For participating companies, moving from an offshore mindset in Angola towards a massive onshore development brings several challenges. Road infrastructure for moving the initial machinery for developing the block will be one of the major initial hurdles.
“Land is about economies of scale – for companies to establish infrastructure to start the business. There are many questions that come up including: How long will it take? How good are the roads? How can you haul water and supplies? What other support infrastructure is being put in place?” Shankar Narayan Gopolan, Halliburton’s area vice-president for sub-Saharan Africa operations, told The Energy Year. “There has to be a clear return on investment for anyone to invest locally and that includes having a clear business plan.”
LOCAL IMPACT: Onshore developments will also have a spillover effect on local enterprises, particularly in the logistics and services sectors, creating the environment for an increased role of Angolan local content across the hydrocarbons value chain.

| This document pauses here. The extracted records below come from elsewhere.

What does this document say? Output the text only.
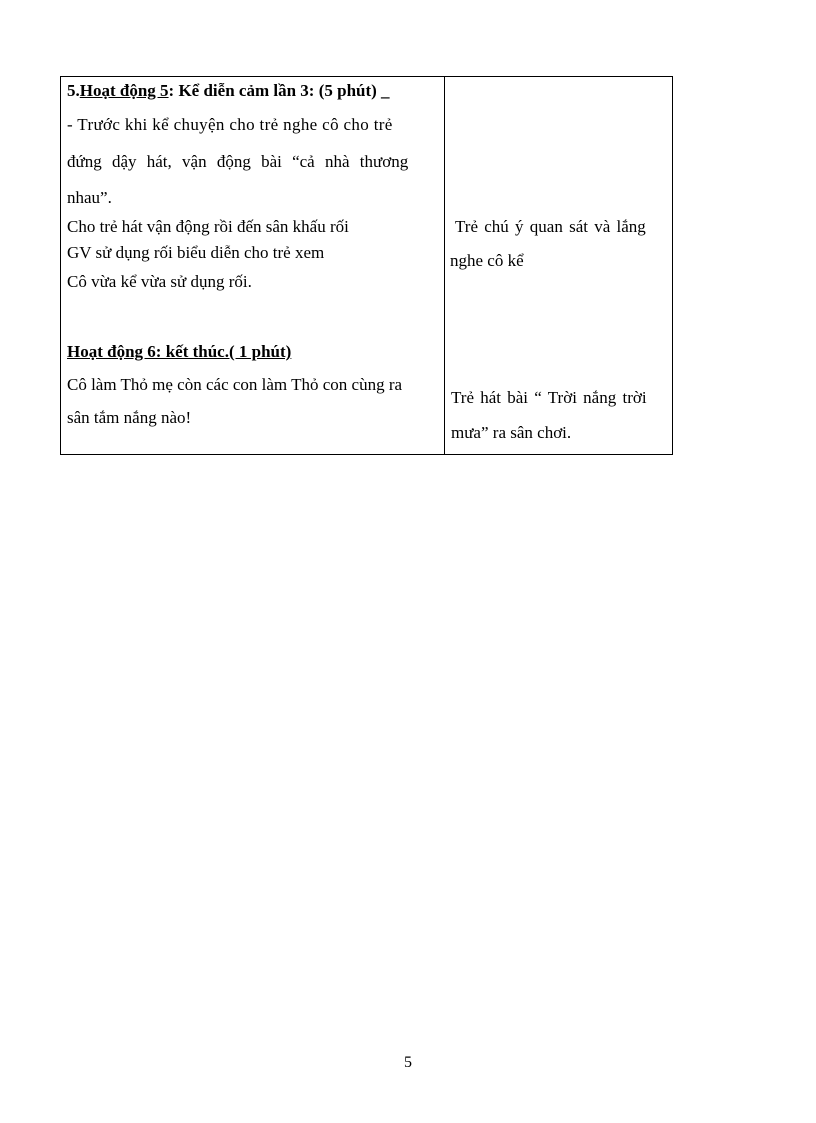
5.Hoạt động 5: Kể diễn cảm lần 3: (5 phút) _
- Trước khi kể chuyện cho trẻ nghe cô cho trẻ
đứng dậy hát, vận động bài “cả nhà thương
nhau”.
Cho trẻ hát vận động rồi đến sân khấu rối
GV sử dụng rối biểu diễn cho trẻ xem
Cô vừa kể vừa sử dụng rối.
Hoạt động 6: kết thúc.( 1 phút)
Cô làm Thỏ mẹ còn các con làm Thỏ con cùng ra
sân tắm nắng nào!
Trẻ chú ý quan sát và lắng
nghe cô kể
Trẻ hát bài “ Trời nắng trời
mưa” ra sân chơi.
5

The exploitation of both basins will demand investment and development in terminals and logistics bases to support operations and other existing facilities and industrial bases; plus it will require the creation of infrastructure for the treatment of industrial waste. The diversification towards massive hydrocarbons onshore development will create general economic opportunities for Angolan companies in the areas of transport, furniture, trade, industry, energy, petrochemicals and other sectors.
Moreover, onshore development brings infrastructure improvements for the local population, such as in transport and energy infrastructure and water treatment facilities. Equally important will be the creation of job opportunities for the local population. The ANPG estimates that eventually close to 5,000 jobs – around 600 per block – will be generated.